I have given it a more simple theme, doing away with the customized one that I had been using.

It was creating problems with how it was being displayed in different browsers, so back to the basics to keep it working.

Some of the side bar selections have been deleted, as well as links that were being troublesome.

Going onward, I would like to post on a more regular basis











August 29, 2015

Sourdough Starter



Sourdough bread has always been one of my favorites.

The tangy, salty flavor is unique and the chewy texture is pleasing and unlike the breads we are all used to.

I have tried making  sourdough starter from scratch, but I didn't have much luck with it.

This past spring my daughter had one given to her, and she shared some with me.

Several months later my beautiful starter is still thriving and producing exceptional bread each time I need it.

I have adapted my favorite multigrain bread recipe to using the starter in it, and I find it even better with this added ingredient.

Keeping the starter happy though takes some practice.

When it's bubbling and expanding each time it's fed, then it is active and healthy.

The only ingredients are flour and water, and once they have harvested the yeast from the air, that's when the magic starts.

The starter gets fed more flour and water on a daily basis.

The amounts need to be doubled each day in order to give it enough to eat.

But it can quickly get out of hand at this rate.

I usually keep mine at a small amount until I am ready to make my bread, then I start the doubling amount a couple of days beforehand.

An 1/8 of a cup does me well until I need to bake, then I ramp up the amounts.

That way, I am only removing a spoonful a day before I feed it so I can feed it without it getting out of control.

I have found that giving it a tad less water than the flour yields the best results for the starter to rise.





A healthy starter will rise and fall each day and I have found that using it at it's full height gives the best results for the bread.

Check out the next image to see the fullness of the batter as it is poured - just beautiful!





The natural yeasts in the bread make it unnecessary to use commercial yeast.

The rising times take longer for the bread.

Several of my recipes use added yeast, and they work well with the natural ones in the starter to produce a lighter, softer bread than the traditional sourdough.

This bread is a healthy alternative to traditional breads, and in my next post, I will discuss these benefits.








June 11, 2015

Summer's Arrival





For many, summer begins with the Memorial Day weekend at the end of May.

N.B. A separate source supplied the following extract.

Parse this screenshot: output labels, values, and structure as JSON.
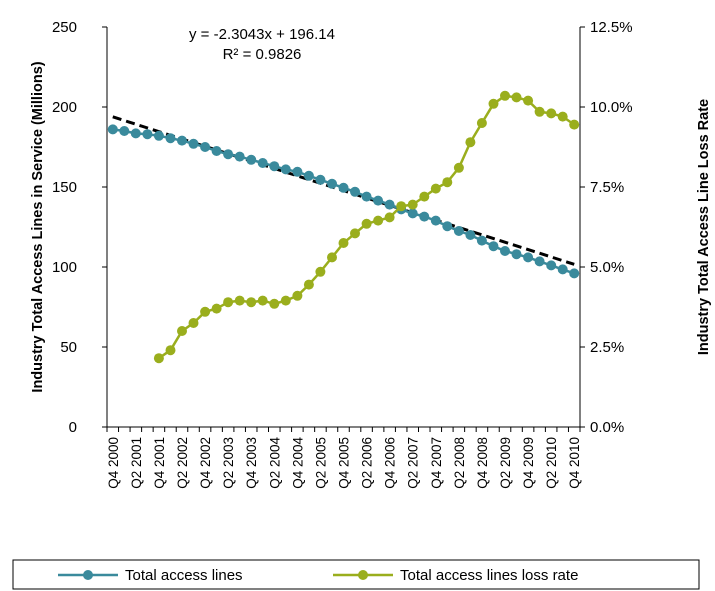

For those with children, summer arrives on the the last day of school.

Others will count the July 4th celebration as their start even though the calendar tells us it is June 21st.

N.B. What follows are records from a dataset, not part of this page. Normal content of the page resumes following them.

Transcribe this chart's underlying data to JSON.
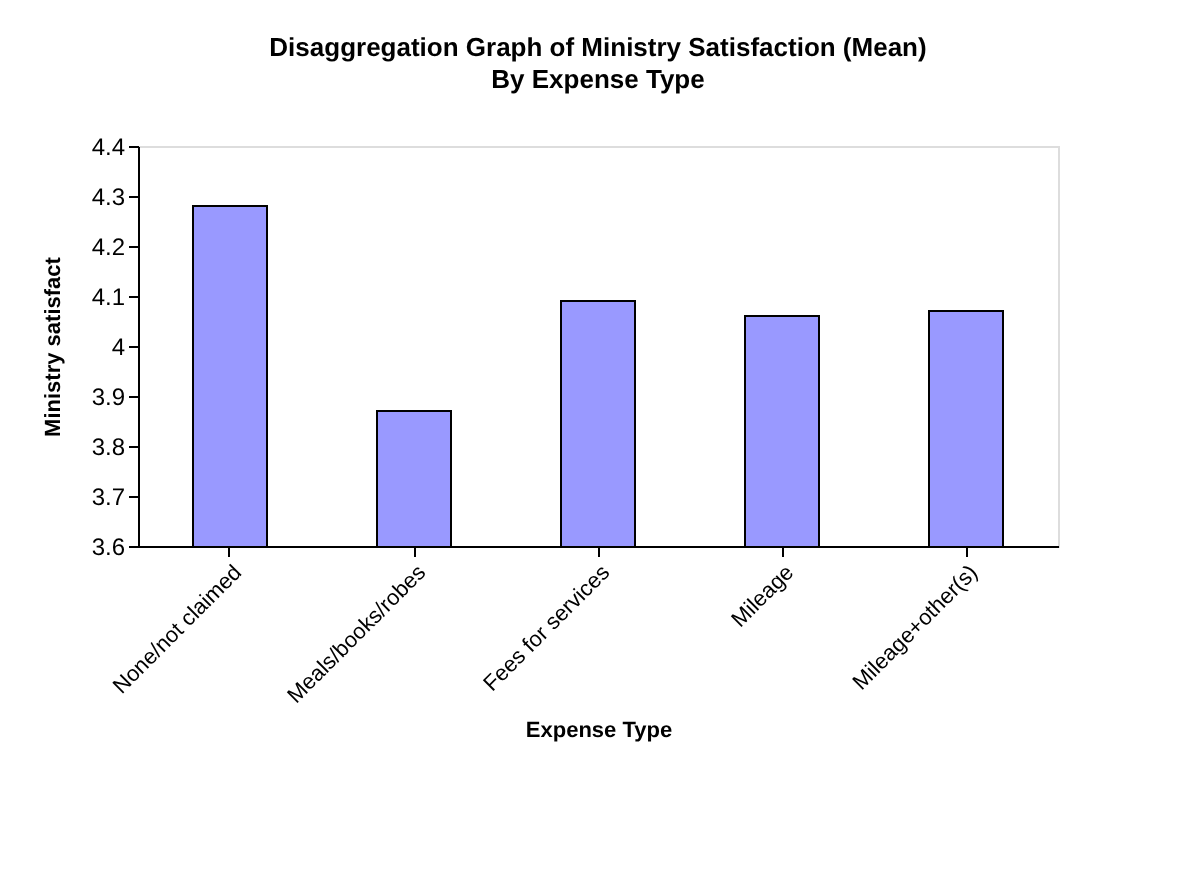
{
  "chart_data": {
    "type": "bar",
    "title": "Disaggregation Graph of Ministry Satisfaction (Mean)",
    "subtitle": "By Expense Type",
    "xlabel": "Expense Type",
    "ylabel": "Ministry satisfact",
    "categories": [
      "None/not claimed",
      "Meals/books/robes",
      "Fees for services",
      "Mileage",
      "Mileage+other(s)"
    ],
    "values": [
      4.28,
      3.87,
      4.09,
      4.06,
      4.07
    ],
    "color": "#9999ff",
    "ylim": [
      3.6,
      4.4
    ],
    "yticks": [
      3.6,
      3.7,
      3.8,
      3.9,
      4,
      4.1,
      4.2,
      4.3,
      4.4
    ],
    "grid": false
  }
}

In our house this year, summer arrived today, on June 11th.

It usually arrives for us much earlier - sometime in May, but it got off to a later start this season.

Perhaps it was the extra cold winter that lingered longer in the bones, or perhaps just another year older all together.

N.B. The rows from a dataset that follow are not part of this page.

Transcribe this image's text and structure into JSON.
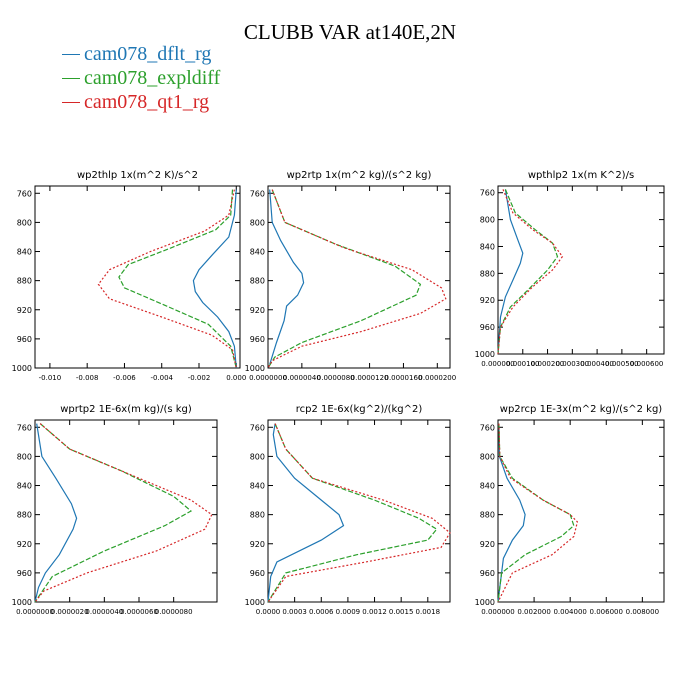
{
  "title": "CLUBB VAR at140E,2N",
  "legend": [
    {
      "name": "cam078_dflt_rg",
      "color": "#1f77b4",
      "dash": ""
    },
    {
      "name": "cam078_expldiff",
      "color": "#2ca02c",
      "dash": "5,2"
    },
    {
      "name": "cam078_qt1_rg",
      "color": "#d62728",
      "dash": "2,2"
    }
  ],
  "chart_data": [
    {
      "type": "line",
      "title": "wp2thlp   1x(m^2 K)/s^2",
      "ylim": [
        1000,
        750
      ],
      "yticks": [
        760,
        800,
        840,
        880,
        920,
        960,
        1000
      ],
      "xlim": [
        -0.0108,
        0.0002
      ],
      "xticks": [
        -0.01,
        -0.008,
        -0.006,
        -0.004,
        -0.002,
        0.0
      ],
      "xtick_labels": [
        "-0.010",
        "-0.008",
        "-0.006",
        "-0.004",
        "-0.002",
        "0.000"
      ],
      "series": [
        {
          "name": "cam078_dflt_rg",
          "x": [
            0.0,
            -0.0001,
            -0.0004,
            -0.0013,
            -0.002,
            -0.0023,
            -0.0022,
            -0.0018,
            -0.001,
            -0.0004,
            -0.0001,
            0.0
          ],
          "y": [
            755,
            790,
            820,
            845,
            865,
            880,
            895,
            910,
            930,
            950,
            970,
            1000
          ]
        },
        {
          "name": "cam078_expldiff",
          "x": [
            -0.0002,
            -0.0003,
            -0.0011,
            -0.0035,
            -0.0058,
            -0.0063,
            -0.006,
            -0.004,
            -0.0015,
            -0.0003,
            0.0
          ],
          "y": [
            755,
            790,
            810,
            835,
            858,
            875,
            890,
            912,
            940,
            970,
            1000
          ]
        },
        {
          "name": "cam078_qt1_rg",
          "x": [
            -0.0001,
            -0.0004,
            -0.0017,
            -0.0046,
            -0.0068,
            -0.0074,
            -0.0068,
            -0.004,
            -0.0013,
            -0.0002,
            0.0
          ],
          "y": [
            755,
            790,
            812,
            840,
            865,
            885,
            905,
            930,
            955,
            975,
            1000
          ]
        }
      ]
    },
    {
      "type": "line",
      "title": "wp2rtp   1x(m^2 kg)/(s^2 kg)",
      "ylim": [
        1000,
        750
      ],
      "yticks": [
        760,
        800,
        840,
        880,
        920,
        960,
        1000
      ],
      "xlim": [
        0,
        2.15e-05
      ],
      "xticks": [
        0,
        4e-06,
        8e-06,
        1.2e-05,
        1.6e-05,
        2e-05
      ],
      "xtick_labels": [
        "0.0000000",
        "0.0000040",
        "0.0000080",
        "0.0000120",
        "0.0000160",
        "0.0000200"
      ],
      "series": [
        {
          "name": "cam078_dflt_rg",
          "x": [
            2e-07,
            5e-07,
            1.5e-06,
            3e-06,
            4e-06,
            4.2e-06,
            3.5e-06,
            2.2e-06,
            1.9e-06,
            1e-06,
            2e-07
          ],
          "y": [
            755,
            800,
            825,
            855,
            870,
            883,
            900,
            915,
            935,
            965,
            995
          ]
        },
        {
          "name": "cam078_expldiff",
          "x": [
            5e-07,
            2e-06,
            8e-06,
            1.5e-05,
            1.8e-05,
            1.75e-05,
            1.1e-05,
            4e-06,
            8e-07,
            0.0
          ],
          "y": [
            755,
            800,
            830,
            860,
            885,
            900,
            935,
            965,
            985,
            1000
          ]
        },
        {
          "name": "cam078_qt1_rg",
          "x": [
            5e-07,
            2e-06,
            9e-06,
            1.7e-05,
            2.05e-05,
            2.1e-05,
            1.8e-05,
            1.1e-05,
            4e-06,
            5e-07,
            0.0
          ],
          "y": [
            755,
            800,
            835,
            865,
            890,
            905,
            925,
            950,
            970,
            990,
            1000
          ]
        }
      ]
    },
    {
      "type": "line",
      "title": "wpthlp2   1x(m K^2)/s",
      "ylim": [
        1000,
        750
      ],
      "yticks": [
        760,
        800,
        840,
        880,
        920,
        960,
        1000
      ],
      "xlim": [
        0,
        0.00067
      ],
      "xticks": [
        0,
        0.0001,
        0.0002,
        0.0003,
        0.0004,
        0.0005,
        0.0006
      ],
      "xtick_labels": [
        "0.000000",
        "0.000100",
        "0.000200",
        "0.000300",
        "0.000400",
        "0.000500",
        "0.000600"
      ],
      "series": [
        {
          "name": "cam078_dflt_rg",
          "x": [
            3e-05,
            5e-05,
            8e-05,
            0.0001,
            9e-05,
            6e-05,
            3e-05,
            1e-05,
            0.0
          ],
          "y": [
            755,
            800,
            830,
            850,
            865,
            890,
            915,
            945,
            1000
          ]
        },
        {
          "name": "cam078_expldiff",
          "x": [
            3e-05,
            7e-05,
            0.00015,
            0.00022,
            0.00024,
            0.0002,
            0.00012,
            5e-05,
            1e-05,
            0.0
          ],
          "y": [
            755,
            790,
            815,
            835,
            855,
            875,
            905,
            930,
            960,
            1000
          ]
        },
        {
          "name": "cam078_qt1_rg",
          "x": [
            2e-05,
            6e-05,
            0.00014,
            0.00022,
            0.00026,
            0.00022,
            0.00014,
            6e-05,
            1e-05,
            0.0
          ],
          "y": [
            755,
            790,
            815,
            835,
            855,
            875,
            900,
            930,
            960,
            1000
          ]
        }
      ]
    },
    {
      "type": "line",
      "title": "wprtp2   1E-6x(m kg)/(s kg)",
      "ylim": [
        1000,
        750
      ],
      "yticks": [
        760,
        800,
        840,
        880,
        920,
        960,
        1000
      ],
      "xlim": [
        0,
        1.05e-05
      ],
      "xticks": [
        0,
        2e-06,
        4e-06,
        6e-06,
        8e-06
      ],
      "xtick_labels": [
        "0.0000000",
        "0.0000020",
        "0.0000040",
        "0.0000060",
        "0.0000080"
      ],
      "series": [
        {
          "name": "cam078_dflt_rg",
          "x": [
            1e-07,
            4e-07,
            1.2e-06,
            2.1e-06,
            2.4e-06,
            2.2e-06,
            1.4e-06,
            6e-07,
            2e-07,
            0.0
          ],
          "y": [
            755,
            800,
            830,
            865,
            885,
            900,
            935,
            960,
            980,
            1000
          ]
        },
        {
          "name": "cam078_expldiff",
          "x": [
            3e-07,
            2e-06,
            5e-06,
            8e-06,
            9e-06,
            7.5e-06,
            4e-06,
            1e-06,
            0.0
          ],
          "y": [
            755,
            790,
            820,
            855,
            875,
            895,
            930,
            965,
            1000
          ]
        },
        {
          "name": "cam078_qt1_rg",
          "x": [
            3e-07,
            2e-06,
            5.5e-06,
            9e-06,
            1.02e-05,
            9.8e-06,
            7e-06,
            3e-06,
            5e-07,
            0.0
          ],
          "y": [
            755,
            790,
            825,
            860,
            880,
            900,
            930,
            960,
            985,
            1000
          ]
        }
      ]
    },
    {
      "type": "line",
      "title": "rcp2   1E-6x(kg^2)/(kg^2)",
      "ylim": [
        1000,
        750
      ],
      "yticks": [
        760,
        800,
        840,
        880,
        920,
        960,
        1000
      ],
      "xlim": [
        0,
        0.00205
      ],
      "xticks": [
        0,
        0.0003,
        0.0006,
        0.0009,
        0.0012,
        0.0015,
        0.0018
      ],
      "xtick_labels": [
        "0.0000",
        "0.0003",
        "0.0006",
        "0.0009",
        "0.0012",
        "0.0015",
        "0.0018"
      ],
      "series": [
        {
          "name": "cam078_dflt_rg",
          "x": [
            8e-05,
            6e-05,
            0.0001,
            0.0003,
            0.0006,
            0.0008,
            0.00085,
            0.0006,
            0.0001,
            3e-05,
            0.0
          ],
          "y": [
            755,
            770,
            800,
            830,
            860,
            880,
            895,
            915,
            945,
            965,
            1000
          ]
        },
        {
          "name": "cam078_expldiff",
          "x": [
            8e-05,
            0.0002,
            0.0005,
            0.0012,
            0.0017,
            0.0019,
            0.0018,
            0.001,
            0.0002,
            0.0
          ],
          "y": [
            755,
            790,
            830,
            860,
            885,
            900,
            915,
            935,
            960,
            1000
          ]
        },
        {
          "name": "cam078_qt1_rg",
          "x": [
            8e-05,
            0.0002,
            0.0005,
            0.0013,
            0.00185,
            0.00205,
            0.00195,
            0.0011,
            0.0002,
            0.0
          ],
          "y": [
            755,
            790,
            830,
            860,
            885,
            905,
            925,
            945,
            965,
            1000
          ]
        }
      ]
    },
    {
      "type": "line",
      "title": "wp2rcp   1E-3x(m^2 kg)/(s^2 kg)",
      "ylim": [
        1000,
        750
      ],
      "yticks": [
        760,
        800,
        840,
        880,
        920,
        960,
        1000
      ],
      "xlim": [
        0,
        0.0092
      ],
      "xticks": [
        0,
        0.002,
        0.004,
        0.006,
        0.008
      ],
      "xtick_labels": [
        "0.000000",
        "0.002000",
        "0.004000",
        "0.006000",
        "0.008000"
      ],
      "series": [
        {
          "name": "cam078_dflt_rg",
          "x": [
            5e-05,
            8e-05,
            0.0005,
            0.0012,
            0.0015,
            0.0014,
            0.0008,
            0.0003,
            0.0
          ],
          "y": [
            755,
            800,
            830,
            860,
            880,
            895,
            915,
            940,
            1000
          ]
        },
        {
          "name": "cam078_expldiff",
          "x": [
            5e-05,
            0.0001,
            0.0008,
            0.0025,
            0.004,
            0.0042,
            0.0035,
            0.0015,
            0.0002,
            0.0
          ],
          "y": [
            755,
            800,
            830,
            860,
            880,
            895,
            910,
            935,
            960,
            1000
          ]
        },
        {
          "name": "cam078_qt1_rg",
          "x": [
            5e-05,
            0.0001,
            0.0007,
            0.0025,
            0.004,
            0.0044,
            0.0042,
            0.003,
            0.0008,
            0.0
          ],
          "y": [
            755,
            800,
            830,
            860,
            880,
            890,
            910,
            935,
            960,
            1000
          ]
        }
      ]
    }
  ]
}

We thought maybe yesterday would be the day, but I'm glad we waited for today.

It was perfect.

We had the sun, the wind a little stronger than we would have liked, and just a few other people around.

But we got right in with no problems and had our first swim at the lake for this season.

Let the Summer Begin!











August 21, 2014

Beans and Lettuce


It has been a banner year for the green beans in the garden.

But then we have always had good luck with them.

Not good enough to freeze any though like this year - and they will taste so good in the winter.

What has been the biggest surprise to me though is the lettuce.

I have never grown it before and really didn't know what to expect with it.

The seeds were so tiny and they needed a major thinning once they all sprouted.

I always thought lettuce was a cool weather crop that didn't like the summer heat.

But I was so wrong.

We have had a continuous supply all summer.

The more I pick it, the more it grows.

I haven't had to buy any lettuce at the market all summer long.

That one little packet of seeds that I bought on clearance at the end of last season has served us well.

I will be sure to make lettuce a staple in the garden each year now - whether we get the seeds on clearance or not.